MDK Untersuchung zwecks Kielbrust?

3 Antworten

Hallo FranzMeyer44,

bei uns hat der MDK ebenfalls mehrfach negativ entschieden. Wir wurden dann im Klageverfahren zu einem Gerichtsgutachter geschickt, der positiv für uns entschieden hat. Die IKK hat sogar dieses Gutachten gemängelt und der Gerichtsgutachter musste dann eine erneut eine Stellungnahme abgeben. Dies war ebenfalls positiv für uns und das Gericht entschied in der mündlichen Verhandlung zu unseren Gunsten. Aus der Urteilsbegründung:

Dies folgt zur Überzeugung des Gerichts aus den Darlegungen des Sachverständigen Dr. Lehnert in seinem Gutachten vom 30.7.2018 und seiner ergänzenden Stellungnahme vom 15.11.2018. Das Gutachten ist schlüssig und überzeugend begründet. Dem Sachverständigen lagen sämtliche Vorbefunde vor. Er war in besonderer Weise dazu in der Lage, den Krankheitsverlauf des Klägers bis zum Tag der Operation zu bewerten. Seine Auswertung ergab, dass es sich bei der Kielbrustentwicklung des Klägers um einen progredienten und irreversiblen Verlauf im Sinne einer äußerlich erkennbaren Missbildung gehandelt hat. Dabei widerspricht Dr. Lehnert überzeugend den Darlegungen des Sachverständigen des MDK in der ärztlichen Stellungnahme vom 27.10.2017, da damals möglicherweise besondere Dokumentations- oder Aufnahmetechniken nicht vorhanden gewesen seien. Die von der Uniklinik Mainz im Juni 2017 vorgelegten Bilder sowie die Thoraxbilder vom Februar 2018 belegten eindeutig einen operativ behandlungsbedürftigen Befund. Er nahm Bezug auf die ihm vorgelegten Fotos, die belegen, dass die Ausbildung der Brust bei dem schlaksigen Kläger auch beim flüchtigen Vorbeigehen von einem unvoreingenommenen Betrachter hätte wahrgenommen werden können. Er bestätigt darüber hinaus einen postoperativ guten Zustand. Zudem hat sich das Beschwerdebild des Klägers deutlich gebessert. Dies betrifft vor allem die offensichtlich nicht allergiebedingten Atembeschwerden sowie die Lokalbeschwerden unter Belastung.

Der von der Beklagten mithilfe des MDK gegen diese Darlegungen erhobenen Kritik an dem Gutachten ist Dr. Lehnert überzeugend entgegengetreten. Er hat in seiner ergänzenden Stellungname nochmals hervorgehoben, dass, anders als vom MDK zuvor bereits durch die Universitätsklinik Mainz zu Recht eine mit der Kielbrust einhergehende kardiopulmunale Einschränkung abgeklärt worden sei. Zudem sei den MDK-Stellungnahmen keine fachärztliche bzw. thoraxchirurgische Expertise zu entnehmen. Es sei schließlich nicht berücksichtigt worden, dass sich der Kielbrustbefund zwischenzeitlich verschlechtert habe. Aus der Sicht des Gerichts ist es nicht zu beanstanden, dass sich der Sachverständige, obwohl er den Kläger vor der Operation nicht gesehen hat, auf die von den behandelnden Ärzten erhobenen präoperativen Befunde stützt. Er hatte keine anderen Erkenntnisquellen zur Verfügung. Somit ist der Klage stattzugeben. Die Kostentscheidung folgt aus § 193 SGG.

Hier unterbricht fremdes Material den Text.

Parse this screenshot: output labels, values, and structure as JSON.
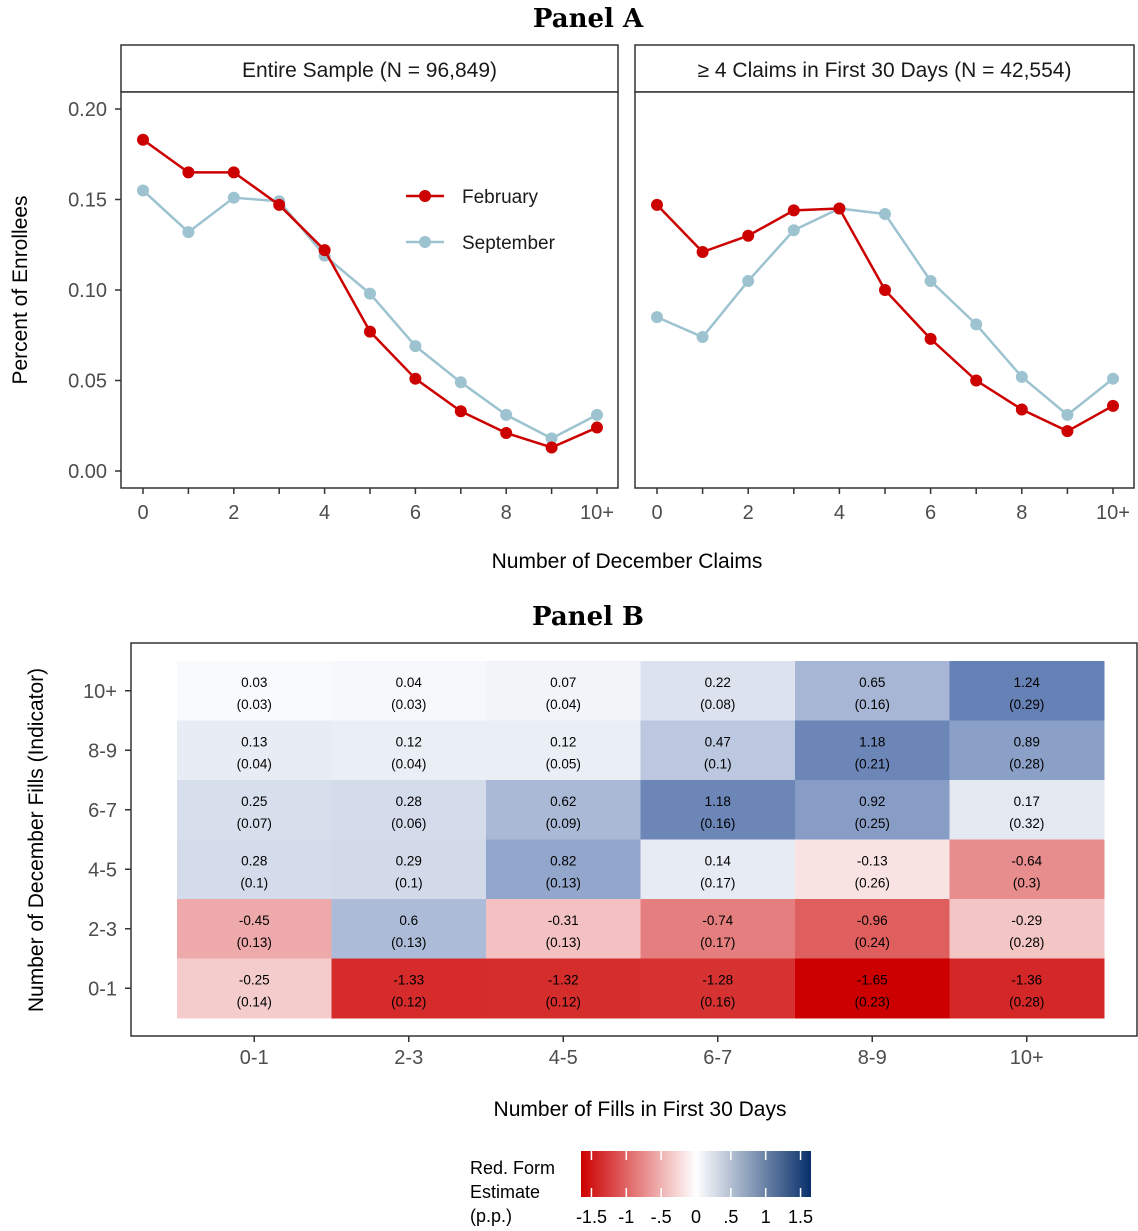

Das kann man bei den "Brüdern" schlecht einschätzen, manchmal geht es beim 2. Mal durch, manchmal muss erst ein Gericht die KK ermahnen, tätig zu werden. Man weiss es nicht. Theoretisch sollten sie eher neutral sein, aber wer genau bezahlt sie denn?

Schade

Die Ärzte des MDK haben klare Richtlinien und werden neutral an die Sache rangehen. Die werden dich nicht eingeladen haben, um dir "Steine in den Weg zu legen".

Woher ich das weiß:Berufserfahrung

Guten Tag AlexChristo,

Bei dem  Gutachten des MDK, wo sie meine Kostenübernahme abgelehnt haben, wurde ganz dreist argumentiert um mich als psychisch Kranken darzustellen, deshalb habe ich halt die Befürchtung, dass der Doktor auch bei der persönlich Untersuchung nicht besser sein wird.